¿Qué palabras diría en perfecto “argentino” Dora Maar para que Pablo Picasso notara que ella había conservado su acento? ¿Lo trataría de “che” o de “boludo”? Es que Henriette Théodora Markovitch vivió casi 20 años en Argentina con su padre croata y su madre, una violinista francesa. Joseph Markovitch era arquitecto y estuvo trabajando esos años en estas latitudes y se sabe que hizo una fortuna construyendo en Buenos Aires.
Había nacido en 1907 en Tours y a fines de los años 20 regresó a París con la idea de dedicarse a la fotografía. En ese contexto, con todo el surrealismo desplegado en cafés, calles e intelectuales, conoció a George Bataille y fueron amantes. En 1936, conoció a Pablo Picasso en un bar de Montparnasse y, ya sin el filósofo en el medio, se enamoró de él y empezaron una relación tan prolífera como delirante; oscura y atormentada con alguien como ella misma dijo, “nunca pudo amar a nadie”.
Ella era una excelente artista, rebelde, de humor cambiante, muy bella, sufrida, libertaria y esclava de los designios de Picasso. Ella fue la cara para la Mujer que llora, el cuadro de 1937 con el que descompone el rostro frente a la Guerra Civil Española. Ella fue el cuerpo para Mujer desnuda. Ella fue, un poco antes, la que fotografió el proceso de realización de Guernica. Ella fue, entonces, la desdichada que durante diez años vivió (y padeció) los maltratos del artista malagueño para luego ser abandonada cuando Picasso se enamora de otra.

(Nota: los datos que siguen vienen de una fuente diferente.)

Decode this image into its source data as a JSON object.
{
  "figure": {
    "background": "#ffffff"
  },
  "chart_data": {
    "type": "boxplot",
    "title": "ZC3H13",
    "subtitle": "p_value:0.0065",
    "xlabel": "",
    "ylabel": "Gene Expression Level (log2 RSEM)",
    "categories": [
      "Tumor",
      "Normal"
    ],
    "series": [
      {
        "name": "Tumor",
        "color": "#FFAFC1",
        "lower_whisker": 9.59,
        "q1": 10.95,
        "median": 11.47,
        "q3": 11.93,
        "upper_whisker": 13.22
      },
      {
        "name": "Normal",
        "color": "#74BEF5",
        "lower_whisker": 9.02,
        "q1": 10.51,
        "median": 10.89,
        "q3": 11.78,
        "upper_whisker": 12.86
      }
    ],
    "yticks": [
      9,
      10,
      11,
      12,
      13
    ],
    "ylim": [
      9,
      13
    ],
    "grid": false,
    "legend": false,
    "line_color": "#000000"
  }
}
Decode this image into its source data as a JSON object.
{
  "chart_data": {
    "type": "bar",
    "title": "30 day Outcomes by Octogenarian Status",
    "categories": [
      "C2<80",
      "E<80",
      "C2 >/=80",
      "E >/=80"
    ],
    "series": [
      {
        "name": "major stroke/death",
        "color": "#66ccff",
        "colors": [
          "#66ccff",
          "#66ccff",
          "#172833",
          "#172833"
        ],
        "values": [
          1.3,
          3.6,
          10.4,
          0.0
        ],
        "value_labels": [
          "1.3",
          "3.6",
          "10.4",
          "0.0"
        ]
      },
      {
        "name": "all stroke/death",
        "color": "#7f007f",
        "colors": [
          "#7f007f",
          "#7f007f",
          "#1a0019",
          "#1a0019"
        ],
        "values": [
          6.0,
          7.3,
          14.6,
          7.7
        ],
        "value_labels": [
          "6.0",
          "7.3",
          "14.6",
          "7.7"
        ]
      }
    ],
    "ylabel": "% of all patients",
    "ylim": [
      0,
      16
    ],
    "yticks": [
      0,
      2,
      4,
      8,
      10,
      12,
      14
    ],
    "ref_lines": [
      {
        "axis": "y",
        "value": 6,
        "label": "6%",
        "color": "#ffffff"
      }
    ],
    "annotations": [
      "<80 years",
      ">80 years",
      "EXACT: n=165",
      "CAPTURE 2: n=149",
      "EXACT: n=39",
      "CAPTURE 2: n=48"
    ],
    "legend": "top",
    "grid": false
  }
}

Un colapso nervioso que la intervención de Lacan para su tratamiento facilitado por Bataille, que la siguió de cerca después de su ruptura, no pudo doblegar, fue motivo de una internación horrenda en un psiquiátrico. “Después de Picasso, solo Dios”, dijo y lo cumplió. Se volvió mística, se encerró y murió en su departamento en 1997.